Each of the maple trees that form the "Road of Remembrance" on Washington Green honor a Middletown soldier or sailor who gave his life in World War I. Middletown citizens planted 33 trees on November 14, 1920 to commemorate the city's fallen sons. Sixteen had been killed in action. Most of the rest perished from diseases such as influenza, pneumonia and meningitis. Some who made the supreme sacrifice bore the names of Middletown's oldest families; others were the sons of immigrants and several soldiers were born on foreign soil.
At the dedication ceremony, Father Patrick Dolan said of the trees: "They will daily kiss the mother earth to whom these dead have been returned, and...will constantly extend toward Heaven a prayer for these, our hero dead.
The maples surrounded a Civil War monument erected sixteen years earlier to honor Middletown men who fought in the 24th Regiment of Connecticut Volunteers, 21 of whom gave their lives during the conflict. In 1927, Middletown's people erected a stone obelisk to further honor her World War I soldiers, and subsequently planted four more trees in memory of servicemen whose Middletown roots were unknown at the time of the original dedication.
In 1998, new trees were dedicated to replace originals that had not survived.
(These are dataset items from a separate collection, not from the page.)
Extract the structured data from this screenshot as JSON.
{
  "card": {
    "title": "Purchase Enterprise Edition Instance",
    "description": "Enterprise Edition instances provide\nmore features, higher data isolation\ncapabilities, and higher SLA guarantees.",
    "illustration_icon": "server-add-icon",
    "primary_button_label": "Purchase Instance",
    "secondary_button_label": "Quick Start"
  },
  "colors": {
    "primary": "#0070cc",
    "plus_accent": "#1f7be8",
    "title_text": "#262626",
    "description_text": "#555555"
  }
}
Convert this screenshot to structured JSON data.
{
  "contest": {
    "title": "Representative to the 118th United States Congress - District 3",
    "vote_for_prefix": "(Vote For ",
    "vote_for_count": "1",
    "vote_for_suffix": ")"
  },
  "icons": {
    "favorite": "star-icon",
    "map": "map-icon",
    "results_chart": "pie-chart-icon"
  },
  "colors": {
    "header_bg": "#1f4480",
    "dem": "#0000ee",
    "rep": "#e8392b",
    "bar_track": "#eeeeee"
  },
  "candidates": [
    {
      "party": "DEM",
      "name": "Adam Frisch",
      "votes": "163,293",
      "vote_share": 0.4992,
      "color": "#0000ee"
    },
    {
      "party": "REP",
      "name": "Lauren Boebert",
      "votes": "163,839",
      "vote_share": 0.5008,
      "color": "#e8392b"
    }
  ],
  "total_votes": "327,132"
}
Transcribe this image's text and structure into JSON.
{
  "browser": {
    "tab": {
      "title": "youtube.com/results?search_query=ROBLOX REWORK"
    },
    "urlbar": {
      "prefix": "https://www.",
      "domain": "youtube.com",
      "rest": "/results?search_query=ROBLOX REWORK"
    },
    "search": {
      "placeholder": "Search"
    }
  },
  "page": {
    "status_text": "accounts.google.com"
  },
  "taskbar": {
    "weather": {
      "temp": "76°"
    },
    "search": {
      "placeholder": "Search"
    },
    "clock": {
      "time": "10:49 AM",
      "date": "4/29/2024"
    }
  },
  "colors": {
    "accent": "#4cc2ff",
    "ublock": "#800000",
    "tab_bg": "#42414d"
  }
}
Though the First World War was called "the war
to end all wars," the trees now share the green with memorials honoring war dead of World War II, Korea and Vietnam.
Welcome, Mr. President...
Washington Street once had the name of Boston Road. Why did change? On October 19, 1789, George Washington visited Middletown while travelling through New England.
The president noted in his diary: "At one we arrived in Middletown, on the Connecticut River, being met 2 or 3 miles from it by the respectable citizens of the place and escorted by them. While dinner was getting ready I took a walk around the town from the heights of which the prospect is beautiful. Belonging to this place, I was informed (by General Sage) that there were about 20 sea vessels... The country hereabouts is beautiful and lands good..."
Though his visit lasted just two hours, it made a great impression on Middletown's citizens. Shortly thereafter, the city changed Boston Road to "Washington Street" to honor the first president and mark his visit here.
Arthur Johnson was 24 years old when he was killed in action on July 18, 1918, in Chateau-Thierry, France. A farmer in Middletown, Arthur was the youngest child of Swedish immigrants. His memorial maple tree, like the others, originally bore a brass medal with his name.
Courtesy of the Johnson Family.
Three years after the Civil War ended, Sergeant James Powers of Connecticut's all-black 29th Regiment died as a result of a war-time disability. His grave stands at the rear of Washington Street Cemetery.
Washington Street Cemetery
Just across Washington Terrace is a small cemetery opened in 1739. Here, worn brownstone markers remember women who died in childbirth, Revolutionary War soldiers killed by smallpox, sailors lost at sea, and infants carried off by childhood diseases.
The gravestones dotting the back section of the cemetery belong to members of Middletown's African-American community. Among them are markers for several Civil War soldiers who fought in all-black regiments, braving rebel bullets at the same time they endured racial insults from their white "comrades."